Struct faiss::ResidualCoarseQuantizer

struct ResidualCoarseQuantizer : public faiss::AdditiveCoarseQuantizer

The ResidualCoarseQuantizer is a bit specialized compared to the default AdditiveCoarseQuantizer because it can use a beam search at search time (slow but may be useful for very large vocabularies)

Public Types

using component_t = float
using distance_t = float

Public Functions

void set_beam_factor(float new_beam_factor)

computes centroid norms if required

ResidualCoarseQuantizer(int d, size_t M, size_t nbits, MetricType metric = METRIC_L2)

Constructor.

Parameters:
  • d – dimensionality of the input vectors

  • M – number of subquantizers

  • nbits – number of bit per subvector index

  • d – dimensionality of the input vectors

  • M – number of subquantizers

  • nbits – number of bit per subvector index

ResidualCoarseQuantizer(int d, const std::vector<size_t> &nbits, MetricType metric = METRIC_L2)
virtual void search(idx_t n, const float *x, idx_t k, float *distances, idx_t *labels, const SearchParameters *params = nullptr) const override

query n vectors of dimension d to the index.

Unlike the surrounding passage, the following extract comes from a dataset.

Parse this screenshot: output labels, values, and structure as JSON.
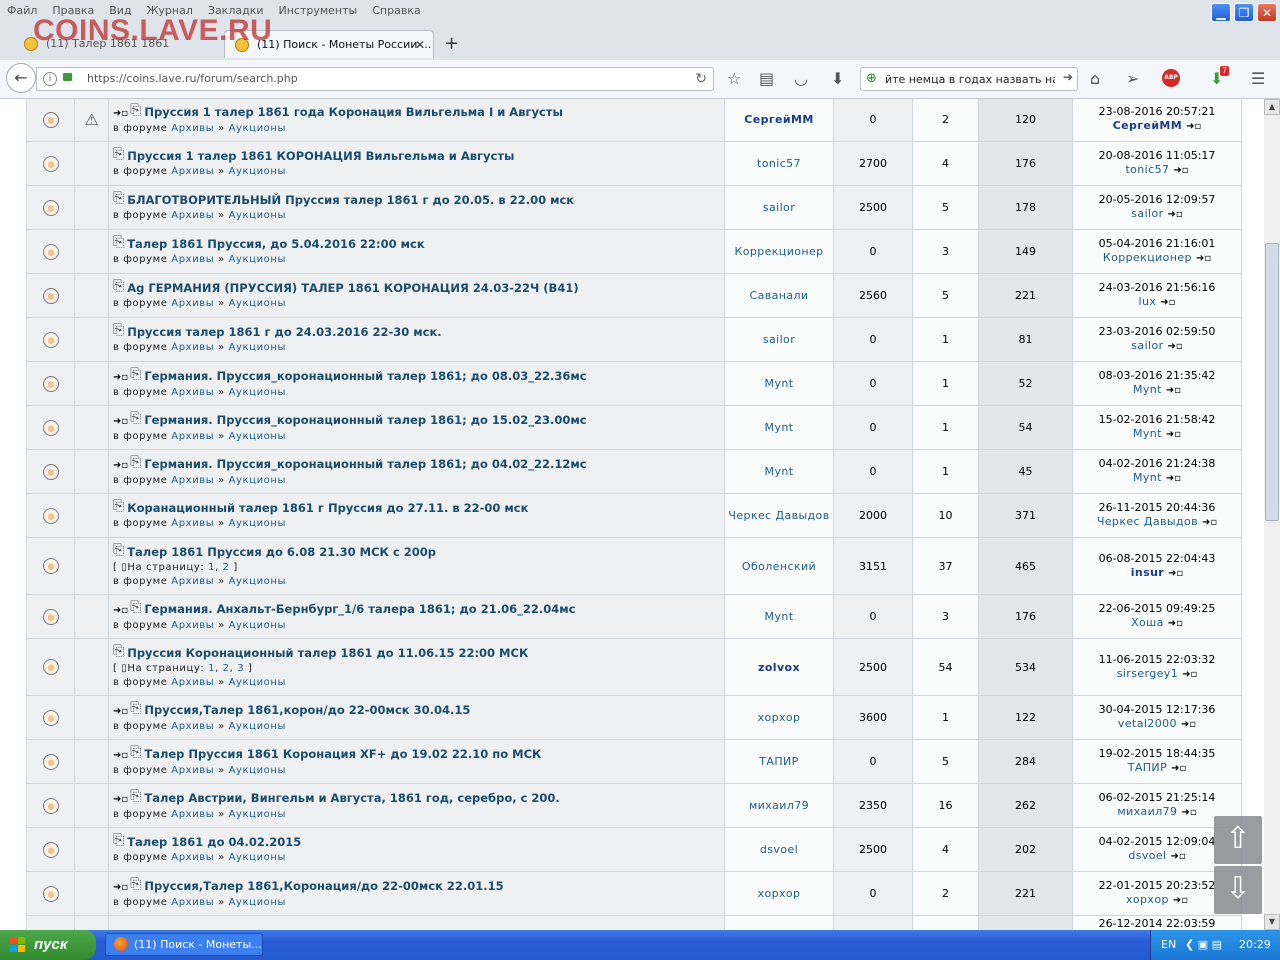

return at most k vectors. If there are not enough results for a query, the result array is padded with -1s.

Parameters:
  • n – number of vectors

  • x – input vectors to search, size n * d

  • k – number of extracted vectors

  • distances – output pairwise distances, size n*k

  • labels – output labels of the NNs, size n*k

void initialize_from(const ResidualCoarseQuantizer &other)

Copy the M first codebook levels from other. Useful to crop a ResidualQuantizer to its first M quantizers.

ResidualCoarseQuantizer()
virtual void add(idx_t n, const float *x) override

N/A.

virtual void reconstruct(idx_t key, float *recons) const override

Reconstruct a stored vector (or an approximation if lossy coding)

this function may not be defined for some indexes

Parameters:
  • key – id of the vector to reconstruct

  • recons – reconstucted vector (size d)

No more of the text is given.